I would really appreciate some advice about how to deal with my older sister. She is 53 (I’m 46) and went through her 2nd divorce 3 years ago, ending a fairly turbulent relationship with a narcissistic man. Since then she has been seeing various men from the Internet and usually sleeping with them. She has also been on a TV dating show where she got drunk. One of her Internet dates was a man who has had previous convictions for stalking. He writes a blog and in it he has talked about my sister and given lots of details about their sex life. My sister has broken off with him numerous times but always ends up getting back with him. I believe she enjoys the drama of it. She has now told me she is going to pursue a relationship with him even though she doesn’t like him. All her 3 children think he is a total creep. He has told her he thinks her youngest son (13) is a despicable human being. I am worn out with the emotion of it all. We have always been very close and I am finding it hard to work out how I can continue a relationship with her when she is seeing this awful man. I can’t support the relationship, but I don’t want to lose my sister.
If you have to choose it will be a losing battle. Your sibling is technically a mature adult but she seems far keener on dancing with her demons than destroying them. She’s not alone; as we get older plenty of us find it so much easier to live with the devil we know. Contrary to popular assumptions that tends not to be our partner but ourselves! Further entrenching our dysfunctional tendencies rather than trying to evolve beyond them is the easy option and it’s a route we naturally lean toward. Grumpy old men and women have become a stereotype because so many of us allow the accruing of experience to lower our tolerance rather than open our eyes. Indulging your worst instincts is like slipping into old shoes; they may lack support and accentuate bad habits but they feel so right!
Your sister is on a romantic path that will bring her only woe but it’s what comes naturally. She seems to have a serious problem with her sense of her own value. Exposing herself through her lover’s blog and humiliating herself in public are not signs of a healthy state of mind. She seems to have a problem with self-value. I fear that telling her that she is making mistakes might be more destructive than constructive as she lacks the self-awareness right now to see a bigger picture. A good reason for refraining from further judgment but hovering in the background is to keep an eye on your nephew. Pursuing a relationship with a man who appears to have little regard for her privacy or her children’s wellbeing suggests she’s capable of being truly reckless.

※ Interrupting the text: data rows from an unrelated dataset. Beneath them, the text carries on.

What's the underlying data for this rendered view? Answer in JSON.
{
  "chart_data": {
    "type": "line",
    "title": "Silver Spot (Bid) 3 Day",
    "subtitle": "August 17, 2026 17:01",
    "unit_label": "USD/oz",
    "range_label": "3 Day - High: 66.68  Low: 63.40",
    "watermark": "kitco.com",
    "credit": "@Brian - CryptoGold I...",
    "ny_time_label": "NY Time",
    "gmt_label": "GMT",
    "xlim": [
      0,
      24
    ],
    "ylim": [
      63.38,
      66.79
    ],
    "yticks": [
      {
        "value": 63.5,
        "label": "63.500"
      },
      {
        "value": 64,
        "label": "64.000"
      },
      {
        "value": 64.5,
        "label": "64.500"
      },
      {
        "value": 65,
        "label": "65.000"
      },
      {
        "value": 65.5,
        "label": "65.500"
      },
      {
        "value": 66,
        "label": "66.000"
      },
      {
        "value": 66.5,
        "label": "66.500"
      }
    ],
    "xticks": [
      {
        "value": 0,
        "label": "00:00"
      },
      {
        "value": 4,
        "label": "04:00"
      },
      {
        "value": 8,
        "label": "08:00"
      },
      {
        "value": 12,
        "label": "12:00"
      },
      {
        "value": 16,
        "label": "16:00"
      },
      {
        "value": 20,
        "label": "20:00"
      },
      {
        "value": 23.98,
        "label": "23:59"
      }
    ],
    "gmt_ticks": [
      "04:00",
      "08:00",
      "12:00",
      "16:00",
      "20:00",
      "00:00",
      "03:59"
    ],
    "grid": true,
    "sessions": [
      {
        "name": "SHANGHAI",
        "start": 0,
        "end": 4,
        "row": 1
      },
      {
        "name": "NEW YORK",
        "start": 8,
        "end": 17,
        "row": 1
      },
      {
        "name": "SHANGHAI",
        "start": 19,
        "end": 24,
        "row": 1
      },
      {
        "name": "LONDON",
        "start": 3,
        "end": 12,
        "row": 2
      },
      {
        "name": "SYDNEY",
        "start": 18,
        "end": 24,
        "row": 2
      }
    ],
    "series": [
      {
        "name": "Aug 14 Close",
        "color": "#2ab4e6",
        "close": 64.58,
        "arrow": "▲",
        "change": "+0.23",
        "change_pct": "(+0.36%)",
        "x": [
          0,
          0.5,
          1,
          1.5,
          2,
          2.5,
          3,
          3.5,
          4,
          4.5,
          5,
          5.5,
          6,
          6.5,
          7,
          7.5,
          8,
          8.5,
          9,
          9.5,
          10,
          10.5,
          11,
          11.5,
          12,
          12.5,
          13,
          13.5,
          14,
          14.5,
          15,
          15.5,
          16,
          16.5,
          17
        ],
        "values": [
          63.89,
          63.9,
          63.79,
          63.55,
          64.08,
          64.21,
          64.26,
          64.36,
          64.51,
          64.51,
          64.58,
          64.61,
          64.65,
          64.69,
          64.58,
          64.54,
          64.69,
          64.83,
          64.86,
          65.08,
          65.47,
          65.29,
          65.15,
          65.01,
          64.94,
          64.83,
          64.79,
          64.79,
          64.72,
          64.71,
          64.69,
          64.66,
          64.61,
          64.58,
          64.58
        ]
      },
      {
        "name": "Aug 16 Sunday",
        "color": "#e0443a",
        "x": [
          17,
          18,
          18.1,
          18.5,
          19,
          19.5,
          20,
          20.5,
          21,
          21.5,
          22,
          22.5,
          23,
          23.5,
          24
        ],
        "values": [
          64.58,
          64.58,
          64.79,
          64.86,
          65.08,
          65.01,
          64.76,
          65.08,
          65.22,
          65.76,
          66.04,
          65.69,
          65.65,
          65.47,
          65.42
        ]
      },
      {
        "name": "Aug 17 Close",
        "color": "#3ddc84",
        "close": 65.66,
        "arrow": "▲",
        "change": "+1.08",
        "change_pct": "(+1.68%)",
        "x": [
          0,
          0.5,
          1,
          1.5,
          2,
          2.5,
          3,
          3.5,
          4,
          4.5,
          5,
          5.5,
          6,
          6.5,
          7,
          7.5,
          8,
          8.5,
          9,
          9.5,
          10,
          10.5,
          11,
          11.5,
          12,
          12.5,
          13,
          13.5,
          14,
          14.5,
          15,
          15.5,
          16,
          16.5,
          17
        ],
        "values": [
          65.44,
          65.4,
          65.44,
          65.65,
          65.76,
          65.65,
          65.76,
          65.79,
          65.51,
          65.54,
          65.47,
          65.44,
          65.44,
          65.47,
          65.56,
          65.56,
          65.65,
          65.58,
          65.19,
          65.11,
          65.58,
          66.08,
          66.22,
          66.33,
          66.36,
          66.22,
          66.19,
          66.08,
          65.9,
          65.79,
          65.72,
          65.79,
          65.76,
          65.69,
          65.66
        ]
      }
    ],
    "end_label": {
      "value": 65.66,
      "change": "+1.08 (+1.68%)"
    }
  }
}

You are a few years younger than your sister and won’t yet know how profoundly reaching the fifty mark can impact on a woman’s mental health and sense of self-worth. I would definitely advise a trip to a sympathetic GP as there might well be medication that can help build her confidence about herself. There’s a vast ocean of negativity around mature womanhood but many negative traits stem from physical causes that can be attributed to turbulent hormones rather than wilful bad behaviour. You suggest this particular stream of irresponsible indulgence is a recent thing and I suspect a health check might prove more productive than trying to analyse her behaviour. So much is being discovered about the impact of hormone loss at this transformative time and many women fail to get the help they need or are embarrassed to ask.
All that notwithstanding, having just emerged from “the season to be jolly” I bet there’s plenty of readers out there who are sick to death of family members. Your sister does sound like she’s failed to mature into adult relationships and is behaving pretty irresponsibly as a parent. Wasting your time on narcissistic, attention seeking, unreliable and untrustworthy men is bad enough in your twenties when you have time on your side and naiveté to excuse you. Three decades on and two divorces down the line she really needs to wake up to the futility of the endlessly repeated mistake.
Life needs some form of forward momentum or it becomes barely livable; whether that comes through working on your personal foibles, raising another generation or finding continuing challenges to inspire you doesn’t matter, but stuck in a groove is a form of early retirement. Altering the behaviour of those close to us is almost as tough a challenge as changing ourselves and you don’t want to make it your personal vocation. It sounds like you’ve been a pretty good sister to date, there when she needs you and prepared to stick with her. I’d try talking about physical health rather than emotional issues and encourage positive action with a trip to the doctor. I’m sure that if your sister was feeling strong, well and confident she’d wake up to her foolishness on the romantic front. New Year is a popular time to resolve to make changes and there are few among us who wouldn’t benefit from a little fine-tuning. Your sister is in good company!